The Atlanta Journal-Constitution
More than 500,000 people have visited the Museum of the Bible
More than half a million people have visited the Museum of the Bible since Washington’s newest museum opened near the National Mall six months ago, the museum said recently.
The museum, which opened in November with splashy attractions such as a walk-through Old Testament and a motion ride, was funded largely by the Green family, the evangelical Christian owners of the Hobby Lobby crafts chain. Christian tour groups especially have been drawn to the sixstory museum, two blocks south of the National Mall, that focuses on the history and influence of the Bible in America and worldwide.
The tally of 565,000 guests in the first six months that the museum reported Friday places it in company with many of Washington’s other free museums. (Those are operated by the public Smithsonian Institution, while the Museum of the Bible is privately owned.)

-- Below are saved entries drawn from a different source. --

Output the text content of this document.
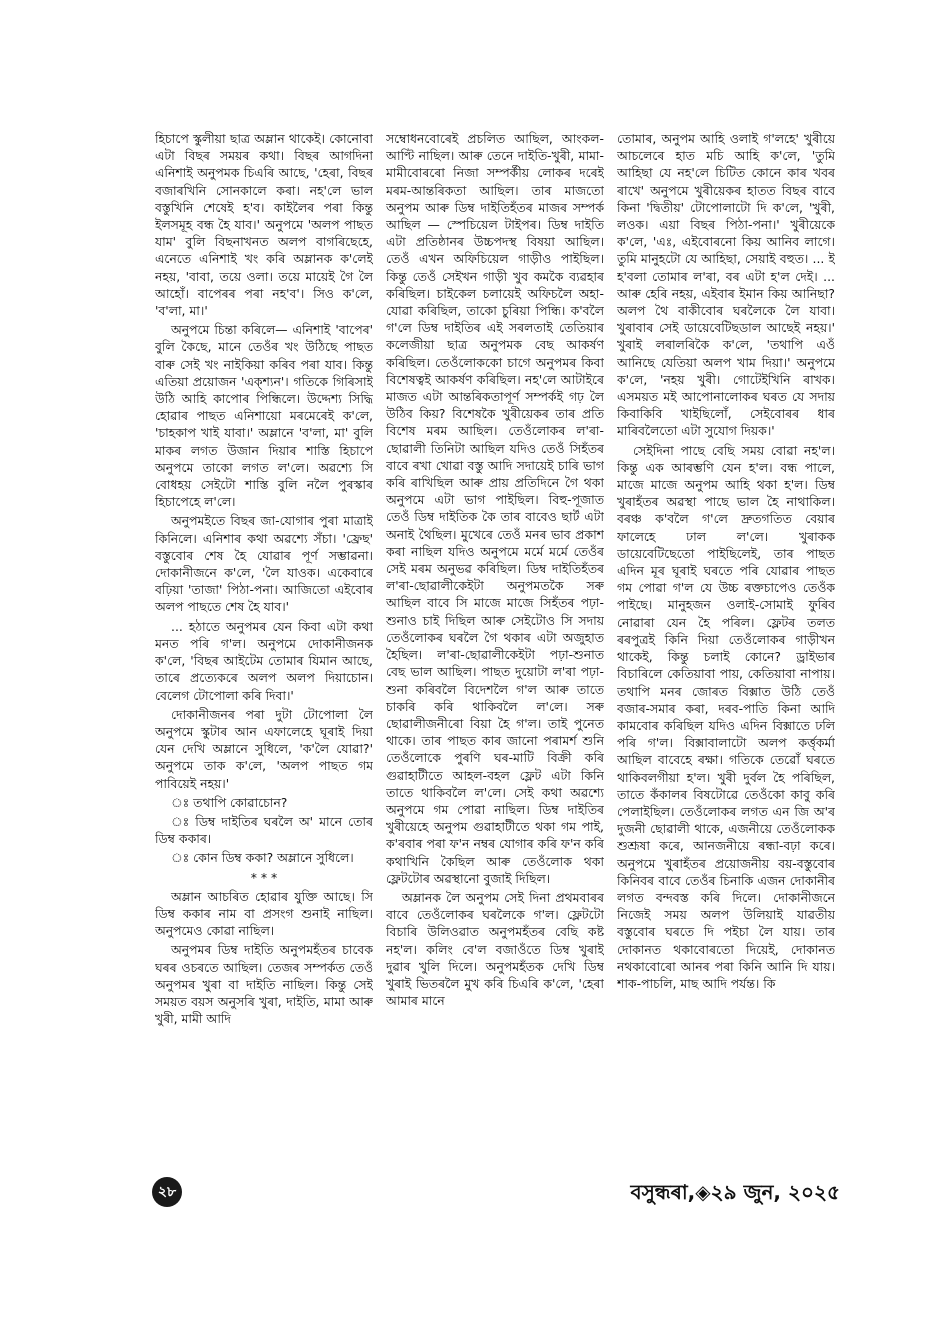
হিচাপে স্কুলীয়া ছাত্ৰ অম্লান থাকেই। কোনোবা এটা বিছৰ সময়ৰ কথা। বিছৰ আগদিনা এনিশাই অনুপমক চিএৰি আছে, 'হেৰা, বিছৰ বজাৰখিনি সোনকালে কৰা। নহ'লে ভাল বস্তুখিনি শেষেই হ'ব। কাইলৈৰ পৰা কিন্তু ইলসমূহ বন্ধ হৈ যাব।' অনুপমে 'অলপ পাছত যাম' বুলি বিছনাখনত অলপ বাগৰিছেহে, এনেতে এনিশাই খং কৰি অম্লানক ক'লেই নহয়, 'বাবা, তয়ে ওলা। তয়ে মায়েই গৈ লৈ আহোঁ। বাপেৰৰ পৰা নহ'ব'। সিও ক'লে, 'ব'লা, মা।'

অনুপমে চিন্তা কৰিলে— এনিশাই 'বাপেৰ' বুলি কৈছে, মানে তেওঁৰ খং উঠিছে পাছত বাৰু সেই খং নাইকিয়া কৰিব পৰা যাব। কিন্তু এতিয়া প্ৰয়োজন 'এক্শ্যন'। গতিকে গিৰিসাই উঠি আহি কাপোৰ পিন্ধিলে। উদ্দেশ্য সিদ্ধি হোৱাৰ পাছত এনিশায়ো মৰমেৰেই ক'লে, 'চাহকাপ খাই যাবা।' অম্লানে 'ব'লা, মা' বুলি মাকৰ লগত উজান দিয়াৰ শাস্তি হিচাপে অনুপমে তাকো লগত ল'লে। অৱশ্যে সি বোধহয় সেইটো শাস্তি বুলি নলৈ পুৰস্কাৰ হিচাপেহে ল'লে।

অনুপমইতে বিছৰ জা-যোগাৰ পুৰা মাত্ৰাই কিনিলে। এনিশাৰ কথা অৱশ্যে সঁচা। 'ফ্ৰেছ' বস্তুবোৰ শেষ হৈ যোৱাৰ পূৰ্ণ সম্ভাৱনা। দোকানীজনে ক'লে, 'লৈ যাওক। একেবাৰে বঢ়িয়া 'তাজা' পিঠা-পনা। আজিতো এইবোৰ অলপ পাছতে শেষ হৈ যাব।'

... হঠাতে অনুপমৰ যেন কিবা এটা কথা মনত পৰি গ'ল। অনুপমে দোকানীজনক ক'লে, 'বিছৰ আইটেম তোমাৰ যিমান আছে, তাৰে প্ৰত্যেকৰে অলপ অলপ দিয়াচোন। বেলেগ টোপোলা কৰি দিবা।'

দোকানীজনৰ পৰা দুটা টোপোলা লৈ অনুপমে স্কুটাৰ আন এফালেহে ঘূৰাই দিয়া যেন দেখি অম্লানে সুধিলে, 'ক'লৈ যোৱা?' অনুপমে তাক ক'লে, 'অলপ পাছত গম পাবিয়েই নহয়।'

ঃ তথাপি কোৱাচোন?

ঃ ডিম্ব দাইতিৰ ঘৰলৈ অ' মানে তোৰ ডিম্ব ককাৰ।

ঃ কোন ডিম্ব ককা? অম্লানে সুধিলে।

* * *

অম্লান আচৰিত হোৱাৰ যুক্তি আছে। সি ডিম্ব ককাৰ নাম বা প্ৰসংগ শুনাই নাছিল। অনুপমেও কোৱা নাছিল।

অনুপমৰ ডিম্ব দাইতি অনুপমহঁতৰ চাবেক ঘৰৰ ওচৰতে আছিল। তেজৰ সম্পৰ্কত তেওঁ অনুপমৰ খুৰা বা দাইতি নাছিল। কিন্তু সেই সময়ত বয়স অনুসৰি খুৰা, দাইতি, মামা আৰু খুৰী, মামী আদি

সম্বোধনবোৰেই প্ৰচলিত আছিল, আংকল-আণ্টি নাছিল। আৰু তেনে দাইতি-খুৰী, মামা-মামীবোৰৰো নিজা সম্পৰ্কীয় লোকৰ দৰেই মৰম-আন্তৰিকতা আছিল। তাৰ মাজতো অনুপম আৰু ডিম্ব দাইতিহঁতৰ মাজৰ সম্পৰ্ক আছিল — স্পেচিয়েল টাইপৰ। ডিম্ব দাইতি এটা প্ৰতিষ্ঠানৰ উচ্চপদস্থ বিষয়া আছিল। তেওঁ এখন অফিচিয়েল গাড়ীও পাইছিল। কিন্তু তেওঁ সেইখন গাড়ী খুব কমকৈ ব্যৱহাৰ কৰিছিল। চাইকেল চলায়েই অফিচলৈ অহা-যোৱা কৰিছিল, তাকো চুৰিয়া পিন্ধি। ক'বলৈ গ'লে ডিম্ব দাইতিৰ এই সৰলতাই তেতিয়াৰ কলেজীয়া ছাত্ৰ অনুপমক বেছ আকৰ্ষণ কৰিছিল। তেওঁলোককো চাগে অনুপমৰ কিবা বিশেষত্বই আকৰ্ষণ কৰিছিল। নহ'লে আটাইৰে মাজত এটা আন্তৰিকতাপূৰ্ণ সম্পৰ্কই গঢ় লৈ উঠিব কিয়? বিশেষকৈ খুৰীয়েকৰ তাৰ প্ৰতি বিশেষ মৰম আছিল। তেওঁলোকৰ ল'ৰা-ছোৱালী তিনিটা আছিল যদিও তেওঁ সিহঁতৰ বাবে ৰখা খোৱা বস্তু আদি সদায়েই চাৰি ভাগ কৰি ৰাখিছিল আৰু প্ৰায় প্ৰতিদিনে গৈ থকা অনুপমে এটা ভাগ পাইছিল। বিহু-পূজাত তেওঁ ডিম্ব দাইতিক কৈ তাৰ বাবেও ছাৰ্ট এটা অনাই থৈছিল। মুখেৰে তেওঁ মনৰ ভাব প্ৰকাশ কৰা নাছিল যদিও অনুপমে মৰ্মে মৰ্মে তেওঁৰ সেই মৰম অনুভৱ কৰিছিল। ডিম্ব দাইতিহঁতৰ ল'ৰা-ছোৱালীকেইটা অনুপমতকৈ সৰু আছিল বাবে সি মাজে মাজে সিহঁতৰ পঢ়া-শুনাও চাই দিছিল আৰু সেইটোও সি সদায় তেওঁলোকৰ ঘৰলৈ গৈ থকাৰ এটা অজুহাত হৈছিল। ল'ৰা-ছোৱালীকেইটা পঢ়া-শুনাত বেছ ভাল আছিল। পাছত দুয়োটা ল'ৰা পঢ়া-শুনা কৰিবলৈ বিদেশলৈ গ'ল আৰু তাতে চাকৰি কৰি থাকিবলৈ ল'লে। সৰু ছোৱালীজনীৰো বিয়া হৈ গ'ল। তাই পুনেত থাকে। তাৰ পাছত কাৰ জানো পৰামৰ্শ শুনি তেওঁলোকে পুৰণি ঘৰ-মাটি বিক্ৰী কৰি গুৱাহাটীতে আহল-বহল ফ্লেট এটা কিনি তাতে থাকিবলৈ ল'লে। সেই কথা অৱশ্যে অনুপমে গম পোৱা নাছিল। ডিম্ব দাইতিৰ খুৰীয়েহে অনুপম গুৱাহাটীতে থকা গম পাই, ক'ৰবাৰ পৰা ফ'ন নম্বৰ যোগাৰ কৰি ফ'ন কৰি কথাখিনি কৈছিল আৰু তেওঁলোক থকা ফ্লেটটোৰ অৱস্থানো বুজাই দিছিল।

অম্লানক লৈ অনুপম সেই দিনা প্ৰথমবাৰৰ বাবে তেওঁলোকৰ ঘৰলৈকে গ'ল। ফ্লেটটো বিচাৰি উলিওৱাত অনুপমহঁতৰ বেছি কষ্ট নহ'ল। কলিং বে'ল বজাওঁতে ডিম্ব খুৰাই দুৱাৰ খুলি দিলে। অনুপমহঁতক দেখি ডিম্ব খুৰাই ভিতৰলৈ মুখ কৰি চিএৰি ক'লে, 'হেৰা আমাৰ মানে

তোমাৰ, অনুপম আহি ওলাই গ'লহে' খুৰীয়ে আচলেৰে হাত মচি আহি ক'লে, 'তুমি আহিছা যে নহ'লে চিটিত কোনে কাৰ খবৰ ৰাখে' অনুপমে খুৰীয়েকৰ হাতত বিছৰ বাবে কিনা 'দ্বিতীয়' টোপোলাটো দি ক'লে, 'খুৰী, লওক। এয়া বিছৰ পিঠা-পনা।' খুৰীয়েকে ক'লে, 'এঃ, এইবোৰনো কিয় আনিব লাগে। তুমি মানুহটো যে আহিছা, সেয়াই বহুত। ... ই হ'বলা তোমাৰ ল'ৰা, বৰ এটা হ'ল দেই। ... আৰু হেৰি নহয়, এইবাৰ ইমান কিয় আনিছা? অলপ থৈ বাকীবোৰ ঘৰলৈকে লৈ যাবা। খুৰাবাৰ সেই ডায়েবেটিছডাল আছেই নহয়।' খুৰাই লৰালৰিকৈ ক'লে, 'তথাপি এওঁ আনিছে যেতিয়া অলপ খাম দিয়া।' অনুপমে ক'লে, 'নহয় খুৰী। গোটেইখিনি ৰাখক। এসময়ত মই আপোনালোকৰ ঘৰত যে সদায় কিবাকিবি খাইছিলোঁ, সেইবোৰৰ ধাৰ মাৰিবলৈতো এটা সুযোগ দিয়ক।'

সেইদিনা পাছে বেছি সময় বোৱা নহ'ল। কিন্তু এক আৰম্ভণি যেন হ'ল। বন্ধ পালে, মাজে মাজে অনুপম আহি থকা হ'ল। ডিম্ব খুৰাহঁতৰ অৱস্থা পাছে ভাল হৈ নাথাকিল। বৰঞ্চ ক'বলৈ গ'লে দ্ৰুতগতিত বেয়াৰ ফালেহে ঢাল ল'লে। খুৰাকক ডায়েবেটিছেতো পাইছিলেই, তাৰ পাছত এদিন মূৰ ঘূৰাই ঘৰতে পৰি যোৱাৰ পাছত গম পোৱা গ'ল যে উচ্চ ৰক্তচাপেও তেওঁক পাইছে। মানুহজন ওলাই-সোমাই ফুৰিব নোৱাৰা যেন হৈ পৰিল। ফ্লেটৰ তলত ৰৰপুত্ৰই কিনি দিয়া তেওঁলোকৰ গাড়ীখন থাকেই, কিন্তু চলাই কোনে? ড্ৰাইভাৰ বিচাৰিলে কেতিয়াবা পায়, কেতিয়াবা নাপায়। তথাপি মনৰ জোৰত বিক্সাত উঠি তেওঁ বজাৰ-সমাৰ কৰা, দৰব-পাতি কিনা আদি কামবোৰ কৰিছিল যদিও এদিন বিক্সাতে ঢলি পৰি গ'ল। বিক্সাবালাটো অলপ কৰ্ত্তৃকৰ্মা আছিল বাবেহে ৰক্ষা। গতিকে তেৱোঁ ঘৰতে থাকিবলগীয়া হ'ল। খুৰী দুৰ্বল হৈ পৰিছিল, তাতে কঁকালৰ বিষটোৱে তেওঁকো কাবু কৰি পেলাইছিল। তেওঁলোকৰ লগত এন জি অ'ৰ দুজনী ছোৱালী থাকে, এজনীয়ে তেওঁলোকক শুশ্ৰূষা কৰে, আনজনীয়ে ৰন্ধা-বঢ়া কৰে। অনুপমে খুৰাহঁতৰ প্ৰয়োজনীয় বয়-বস্তুবোৰ কিনিবৰ বাবে তেওঁৰ চিনাকি এজন দোকানীৰ লগত বন্দবস্ত কৰি দিলে। দোকানীজনে নিজেই সময় অলপ উলিয়াই যাৱতীয় বস্তুবোৰ ঘৰতে দি পইচা লৈ যায়। তাৰ দোকানত থকাবোৰতো দিয়েই, দোকানত নথকাবোৰো আনৰ পৰা কিনি আনি দি যায়। শাক-পাচলি, মাছ আদি পৰ্যন্ত। কি

২৮	বসুন্ধৰা,◈২৯ জুন, ২০২৫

The most popular Smithsonian museums far outpace the Bible museum: The National Air and Space Museum, National Museum of Natural History and the National Museum of American History each had more than 1 million visitors in the first four months of 2018, the Smithsonian said. The American Art Museum and National Portrait Gallery and the National Museum of African American History and Culture also had more visitors in those four months than the Bible museum has had in six months.
Washington’s other private museums tend to charge admission, unlike the freebut-donation-suggested Museum of the Bible. The Bible museum is on pace to exceed the first-year visitor total at the Newseum, which hosted 714,000 paying guests during its inaugural year on Pennsylvania Avenue NW from 2008 to 2009. And although the time periods are not the same, the Bible museum recorded more visitors in six months than the International Spy Museum, another pay-toenter museum, recorded from January to June 2017. In those six months, 319,352 people bought tickets, the spy museum said; it is planning a move next year to a new location where it expects a higher visitor count.